Muchos han sido los avisos a lo largo de la historia de España anunciando que algún día un iluminado iba a romper la convivencia de los españoles. Ha habido tantos avisos y tantos fuegos de artificio anunciando ese momento, que nadie creía que eso podía pasar pensando quizá, como en la historia de Pedro y el Lobo que era una broma de mal gusto. Desgraciadamente el lobo llegó y el daño provocado va a ser difícil de reparar.

No hay que esperar para constatar, independientemente de lo que suceda el 1-O, que Cataluña está rota y que el resto de los españoles miran con recelo a una comunidad autónoma que tradicionalmente ha pugnado por autogobernarse, fuera del Estado Español.

La confrontación política que está viviendo Cataluña ha calado en una sociedad cada vez más fracturada. Los fanáticos independentistas, alentados por una burguesía catalana que no sabe vivir en democracia y que necesita tener un Estado propio para seguir manteniendo sus privilegios sociales y económicos, han consolidado la línea de división entre los ciudadanos en función de su adhesión o no a la propuesta secesionista. El estar conmigo o estar contra mí es una disyuntiva muy grave que altera la convivencia al acentuar el extremismo en los posicionamientos y daña irremisiblemente el sistema democrático.

Está muy bien reconocer las bondades de la transición, pero no es bueno recrearse sólo en ellas sin hacer autocrítica a la inoperancia de los grandes partidos en desarrollar políticas encaminadas a mejorar el estado de las autonomías, hacia un modelo democrático solidario y más equilibrado.

Somos muchos los que hemos denunciado la injusticia que supone que haya autonomías de primera, de segunda y hasta de tercera división y no digamos el agravio que supuso a la Región Histórica de León que ni siquiera se la tuviese en cuenta en el diseño del nuevo Estado Español, a pesar de estar reconocido y amparado por el artículo 143 de la Constitución Española su derecho a la autonomía.

Todo esto existe porque estar en el poder tiene su peaje y así a los grandes partidos que han gobernado España no les ha importado dejar campar a sus anchas a los nacionalismos con tal de obtener apoyos parlamentarios. Ejemplo sangrante de cómo el nacionalismo catalán ha ido inculcando el sentimiento antiespañol con total impunidad a la sociedad catalana es que no ha habido una Ley de Educación Estatal que fijara los mínimos contenidos para tener una visión común de España y no digamos el despropósito que ha sido permitir que la lengua catalana haya desplazado significativamente a la lengua española en Cataluña, a costa incluso de que sus propios ciudadanos pierdan competitividad por hablar una lengua localista.

El nacionalismo catalán ha conseguido que se les vea como los únicos representantes de la nueva Cataluña.
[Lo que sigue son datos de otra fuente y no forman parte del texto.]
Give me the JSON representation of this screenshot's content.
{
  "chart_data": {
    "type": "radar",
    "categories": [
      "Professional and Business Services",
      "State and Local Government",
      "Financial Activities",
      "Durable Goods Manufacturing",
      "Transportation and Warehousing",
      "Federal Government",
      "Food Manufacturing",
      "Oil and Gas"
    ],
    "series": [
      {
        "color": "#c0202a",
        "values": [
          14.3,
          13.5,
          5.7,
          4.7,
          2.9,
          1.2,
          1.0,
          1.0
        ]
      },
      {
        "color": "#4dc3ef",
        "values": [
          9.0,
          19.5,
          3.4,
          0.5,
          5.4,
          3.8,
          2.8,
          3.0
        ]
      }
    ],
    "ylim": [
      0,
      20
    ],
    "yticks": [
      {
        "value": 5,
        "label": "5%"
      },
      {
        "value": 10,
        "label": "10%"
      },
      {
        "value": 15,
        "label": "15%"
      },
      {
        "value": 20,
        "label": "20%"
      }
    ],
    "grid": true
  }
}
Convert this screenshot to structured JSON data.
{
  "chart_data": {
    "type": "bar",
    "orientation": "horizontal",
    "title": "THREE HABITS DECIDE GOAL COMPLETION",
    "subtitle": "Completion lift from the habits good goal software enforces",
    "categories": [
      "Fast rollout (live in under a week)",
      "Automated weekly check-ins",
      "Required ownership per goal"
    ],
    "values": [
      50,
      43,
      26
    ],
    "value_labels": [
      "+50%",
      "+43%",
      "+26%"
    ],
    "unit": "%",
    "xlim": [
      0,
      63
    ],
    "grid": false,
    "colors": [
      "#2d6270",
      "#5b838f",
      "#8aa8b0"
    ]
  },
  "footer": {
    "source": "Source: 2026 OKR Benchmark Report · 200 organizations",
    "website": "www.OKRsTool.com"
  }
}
Les da igual que más del 50% de los votantes no les otorgasen su confianza en las últimas elecciones autonómicas; les da igual que el 1-O vote sólo un tercio del electorado, les da igual que sea ilegal o que la consulta no cuente con las garantías que pudiera tener en cualquier país civilizado. Todo esto les da igual con tal de justificar que las urnas les den un SÍ.

El delirio secesionista provocado por unos iluminados está causando un daño terrible a Cataluña y al conjunto de los ciudadanos y si el gobierno de España, los partidos políticos sensatos y las instituciones no lo paran, el daño aún puede ser mayor. Ocurrencias como expropiar la catedral de Barcelona para crear una escuela de música delata a unos tipos que lo único que pretenden es eliminar de la forma que sea a todo aquel que no piense como ellos.

Es hora de actuar con serenidad y contundencia. Hay que replantearse el Estado de las Autonomías, hacer una reforma electoral y una urgente revisión de la Constitución. Todo esto hay que hacerlo ya, pero desde la moderación y el consenso y siempre bajo el estricto cumplimiento de la Ley.

El síndrome de Hybris o la borrachera de poder parece que está tomando forma en alguno de los nuevos políticos que vuelven a mirar de reojo a los extremismos nacionalistas, que ven en ellos una oportunidad nada despreciable de ascender a la élite gobernante. Son imprudentes y toman decisiones por su cuenta sin consultar con nadie con tal de obtener sus objetivos.

Estamos en un momento crítico y no se puede andar con tibiezas. El botón de la excepcionalidad desgraciadamente se debe aplicar con todo rigor ante la presión que supone el 1-O, pero cualquier medida que se tome debe contar con el mayor consenso posible para no equivocarse y causar más daño.